The main point of actor is the ability to pattern match over multiple events (messages) in the message queue. Here's a simple example. Suppose, you write a market-place actor which receives requests from sellers and buyers. The task is to find matching sellers and buyers. In the actor extension this can be elegantly specified as follows (I'm using some pseudo-syntax here):
receive Seller item & Buyer item --> ...
Try to express the same using standard actors where we can pattern match over a single message only. There's more info about actors with multi-headed receive clauses in some earlier post. Please check out the COORDINATION'08 paper (online) for the details of the matching algorithm which is implemented in actor.
I retrospect, I should have named the package 'multi-headed-actor', what a freaky name :)
The actor approach is built upon concurrent channels but instead we could rely on distributed channels based on haskell-mpi or ErlangInHaskell.
This idea (of receive patterns with multiple heads) has been picked up by others, e.g. see the following works which basically adopt the matching algorithm from actor
- Hubert Plociniczak and Susan Eisenbach.
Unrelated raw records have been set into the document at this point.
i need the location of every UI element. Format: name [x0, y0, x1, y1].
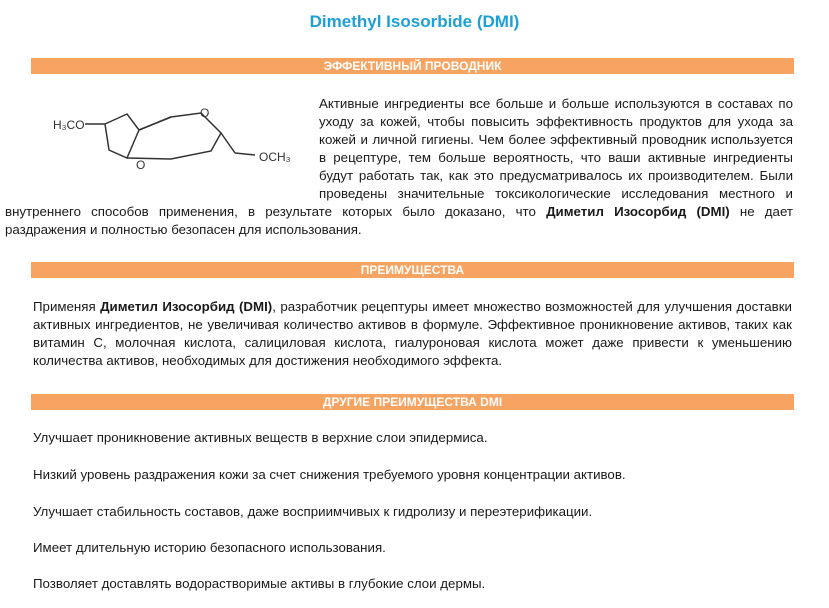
section-heading-advantages: ПРЕИМУЩЕСТВА: [31, 262, 794, 278]
conductor-paragraph: [5, 95, 793, 239]
oxygen-top-label: O: [200, 106, 210, 120]
section-heading-other-advantages: ДРУГИЕ ПРЕИМУЩЕСТВА DMI: [31, 394, 794, 410]
oxygen-bottom-label: O: [136, 158, 146, 172]
conductor-text-bold: Диметил Изосорбид (DMI): [546, 204, 730, 219]
conductor-text-1: Активные ингредиенты все больше и больше используются в составах по уходу за кожей, чтобы повысить эффективность продуктов для ухода за кожей и личной гигиены. Чем более эффективный проводник используется в рецептуре, тем больше вероятность, что ваши активные ингредиенты будут работать так, как это предусматривалось их производителем. Были проведены значительные токсикологические исследования местного и внутреннего способов применения, в результате которых было доказано, что: [5, 96, 793, 219]
methoxy-left-label: H₃CO: [53, 118, 85, 132]
advantages-text-2: , разработчик рецептуры имеет множество возможностей для улучшения доставки активных ингредиентов, не увеличивая количество активов в формуле. Эффективное проникновение активов, таких как витамин С, молочная кислота, салициловая кислота, гиалуроновая кислота может даже привести к уменьшению количества активов, необходимых для достижения необходимого эффекта.: [33, 299, 792, 368]
list-item: Позволяет доставлять водорастворимые активы в глубокие слои дермы.: [33, 576, 486, 591]
list-item: Улучшает проникновение активных веществ в верхние слои эпидермиса.: [33, 430, 488, 445]
conductor-text-2: не дает раздражения и полностью безопасен для использования.: [5, 204, 793, 237]
dmi-structure-diagram: [5, 95, 315, 187]
list-item: Низкий уровень раздражения кожи за счет снижения требуемого уровня концентрации активов.: [33, 467, 626, 482]
advantages-paragraph: [33, 298, 792, 370]
page-title: Dimethyl Isosorbide (DMI): [309, 12, 520, 31]
list-item: Улучшает стабильность составов, даже восприимчивых к гидролизу и переэтерификации.: [33, 504, 593, 519]
list-item: Имеет длительную историю безопасного использования.: [33, 540, 386, 555]
advantages-text-1: Применяя: [33, 299, 101, 314]
section-heading-conductor: ЭФФЕКТИВНЫЙ ПРОВОДНИК: [31, 58, 794, 74]
methoxy-right-label: OCH₃: [259, 150, 291, 164]
advantages-text-bold: Диметил Изосорбид (DMI): [100, 299, 273, 314]
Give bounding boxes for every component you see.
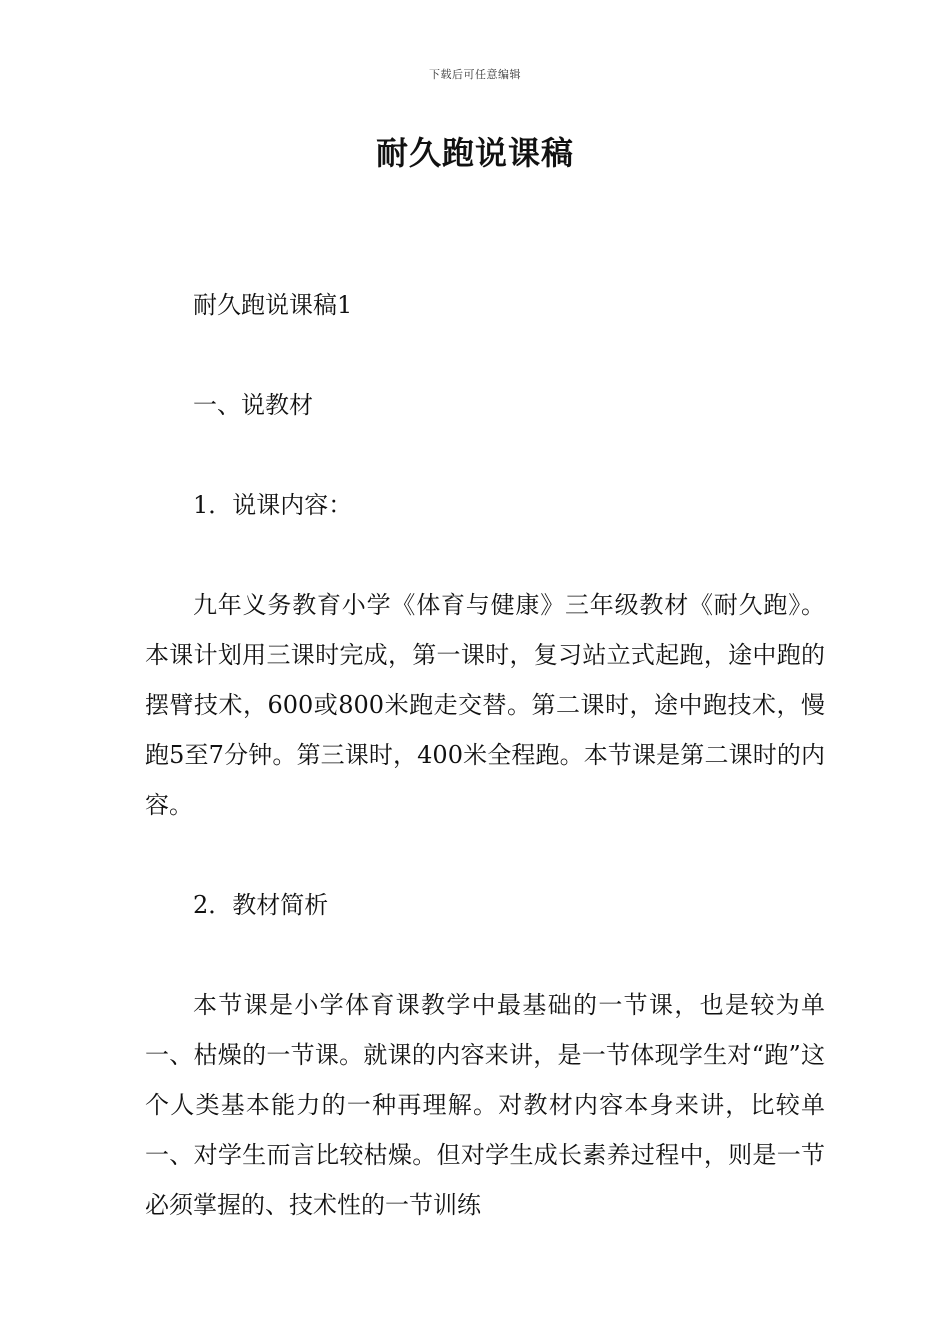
subtitle-paragraph: 耐久跑说课稿1 [193, 291, 353, 319]
section-heading: 一、说教材 [193, 391, 313, 419]
header-note: 下载后可任意编辑 [429, 68, 521, 81]
subsection-heading: 2．教材简析 [193, 891, 329, 919]
subsection-heading: 1．说课内容： [193, 491, 353, 519]
body-paragraph: 本节课是小学体育课教学中最基础的一节课，也是较为单一、枯燥的一节课。就课的内容来讲，是一节体现学生对“跑”这个人类基本能力的一种再理解。对教材内容本身来讲，比较单一、对学生而言比较枯燥。但对学生成长素养过程中，则是一节必须掌握的、技术性的一节训练 [145, 991, 825, 1219]
document-title: 耐久跑说课稿 [375, 134, 574, 172]
document-body [145, 280, 825, 1230]
body-paragraph: 九年义务教育小学《体育与健康》三年级教材《耐久跑》。本课计划用三课时完成，第一课时，复习站立式起跑，途中跑的摆臂技术，600或800米跑走交替。第二课时，途中跑技术，慢跑5至7分钟。第三课时，400米全程跑。本节课是第二课时的内容。 [145, 591, 825, 819]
JErlang: Erlang with Joins
- Scala Joins Library:
Implementing Joins using Extensible Pattern Matching
by Philipp Haller and Tom Van Cutsem
2 comments:
actor fails to build in GHC 7. Could you please update this package to work with the current GHC version?
Yes, this is in the works, as well as upgrading to a more recent GHC version.
Quite hectic at my end (exam period), will work on this over the coming week-end.